As important as it is to earn money, it is more important to manage it properly. Many times people work hard day and night to earn money, but unknowingly they make some basic mistakes related to personal finance due to which all their savings gradually get lost. The result is that big and important future goals remain incomplete.

Since the month of July has started, it is the best time to assess your expenses, budget and investment methods for the remaining months of the year. Let us know in detail about those 6 big mistakes related to personal finance, which you should avoid at all costs for your secure future.

1. Not making monthly budget and wasteful expenditure

Often, as soon as the salary comes, people start spending indiscriminately without any concrete planning. Without a written or digital budget, it becomes impossible to track where your money is going. You don’t even realize when you have spent more than you need and on unnecessary things. The most straightforward solution to this is to create a budget at the beginning of each month. In this, decide in advance the share of your fixed needs (rent, bills), investments and personal expenses.

2. Postponing investment till tomorrow and being lazy

Many youth think that ‘when my salary increases or when I accumulate a lot of money, then I will start investing.’ This is considered to be the biggest mistake of the financial world. The more you delay investing, the more you will miss out on the natural power of compounding. No matter how small the amount is, like a monthly SIP of ₹500 or ₹1,000, start investing as early as possible in your life.

3. Leaving all the money only in the bank’s savings account

It is not at all wise to leave your entire funds or extra savings lying only in an ordinary savings account of the bank. The annual interest received on savings account is very low, which cannot keep up with the ever-increasing inflation. The effect of this is that the real value of your money decreases over time. Therefore, apart from the emergency fund, invest the remaining money in the right mutual fund, fixed deposit (FD) or other government schemes where you can get returns higher than inflation.
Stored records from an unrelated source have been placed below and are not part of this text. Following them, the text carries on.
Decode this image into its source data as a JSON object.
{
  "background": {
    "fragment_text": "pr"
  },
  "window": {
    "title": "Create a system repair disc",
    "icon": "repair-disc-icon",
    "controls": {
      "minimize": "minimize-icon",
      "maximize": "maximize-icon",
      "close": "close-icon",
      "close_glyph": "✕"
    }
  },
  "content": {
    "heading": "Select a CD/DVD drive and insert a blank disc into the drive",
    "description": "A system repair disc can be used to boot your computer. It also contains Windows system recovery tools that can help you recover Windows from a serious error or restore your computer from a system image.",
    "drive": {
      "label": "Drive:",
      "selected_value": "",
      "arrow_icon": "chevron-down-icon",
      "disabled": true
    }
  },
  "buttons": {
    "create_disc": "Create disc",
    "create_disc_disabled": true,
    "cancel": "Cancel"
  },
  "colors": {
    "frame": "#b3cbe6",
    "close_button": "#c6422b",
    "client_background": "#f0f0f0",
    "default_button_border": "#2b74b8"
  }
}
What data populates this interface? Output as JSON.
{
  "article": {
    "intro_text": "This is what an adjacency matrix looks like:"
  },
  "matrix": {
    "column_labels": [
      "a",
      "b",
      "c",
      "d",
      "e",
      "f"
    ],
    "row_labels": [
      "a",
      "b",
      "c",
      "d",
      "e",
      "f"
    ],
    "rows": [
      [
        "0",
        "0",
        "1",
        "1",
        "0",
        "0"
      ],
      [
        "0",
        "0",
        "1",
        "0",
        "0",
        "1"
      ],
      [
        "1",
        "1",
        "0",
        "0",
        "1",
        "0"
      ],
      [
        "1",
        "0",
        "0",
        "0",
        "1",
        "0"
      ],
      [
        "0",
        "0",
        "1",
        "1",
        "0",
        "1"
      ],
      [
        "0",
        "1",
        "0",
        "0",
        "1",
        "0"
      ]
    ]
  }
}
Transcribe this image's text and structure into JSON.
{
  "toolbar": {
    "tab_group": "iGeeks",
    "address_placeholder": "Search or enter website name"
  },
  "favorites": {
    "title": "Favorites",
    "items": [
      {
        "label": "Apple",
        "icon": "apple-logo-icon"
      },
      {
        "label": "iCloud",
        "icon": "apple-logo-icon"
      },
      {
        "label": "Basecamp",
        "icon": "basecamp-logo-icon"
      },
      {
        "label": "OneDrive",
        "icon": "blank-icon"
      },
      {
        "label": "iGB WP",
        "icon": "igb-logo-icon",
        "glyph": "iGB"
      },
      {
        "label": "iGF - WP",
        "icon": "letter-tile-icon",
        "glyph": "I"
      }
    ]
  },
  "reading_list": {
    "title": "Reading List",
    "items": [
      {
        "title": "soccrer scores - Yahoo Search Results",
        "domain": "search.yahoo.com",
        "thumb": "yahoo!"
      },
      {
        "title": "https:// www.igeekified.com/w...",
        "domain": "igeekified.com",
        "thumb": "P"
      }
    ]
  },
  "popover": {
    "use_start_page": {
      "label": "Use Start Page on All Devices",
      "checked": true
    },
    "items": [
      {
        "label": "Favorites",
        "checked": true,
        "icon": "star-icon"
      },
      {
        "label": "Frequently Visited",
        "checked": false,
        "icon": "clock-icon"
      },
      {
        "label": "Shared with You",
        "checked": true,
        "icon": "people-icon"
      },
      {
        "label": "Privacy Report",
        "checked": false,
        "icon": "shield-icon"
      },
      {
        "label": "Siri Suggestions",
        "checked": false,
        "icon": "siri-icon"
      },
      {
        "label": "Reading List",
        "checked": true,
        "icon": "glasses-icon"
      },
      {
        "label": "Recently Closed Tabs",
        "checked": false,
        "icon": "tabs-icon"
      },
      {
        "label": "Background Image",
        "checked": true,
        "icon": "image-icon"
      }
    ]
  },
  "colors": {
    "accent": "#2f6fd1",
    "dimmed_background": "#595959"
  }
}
4. Indiscriminate use of credit cards and loans

Nowadays, due to digital options like credit cards, EMI and ‘Buy Now Pay Later’ (BNPL), people have started spending more than their financial capacity. This loan taken without proper planning traps you in the trap of huge interest. Due to non-payment on time, your CIBIL score also deteriorates badly, which makes it difficult to get a home loan or car loan in future. Use credit cards only for rewards or convenience, avoid the habit of taking loans to fulfill your hobbies.

5. Not preparing any kind of emergency fund

Unexpected illnesses, job loss or any major crisis comes without any warning in life. Many people do not keep any separate backup fund for this. When suddenly a big need arises, people break their long-term savings like money for children’s education or retirement or take personal loans at expensive interest rates. You should always have an amount equal to at least 6 months of essential household expenses in liquid or secure form in the form of ‘Emergency Fund’.

6. Not reviewing your financial goals on time

With time your job changes, salary increases and family responsibilities also increase. But many people let an investment of just ₹2,000, started years ago, go on as is. Due to not increasing the investment amount (Step-up Investment) according to your changing income, you are not able to achieve your long-term goals on time. Review your entire portfolio and financial goals at least once or twice a year and increase the investment amount as your income increases.

There is no need for any very complicated formula to become rich or manage your money better. Small and good habits like budgeting, stopping wasteful expenditure and investing on time with discipline can make your financial health strong throughout your life.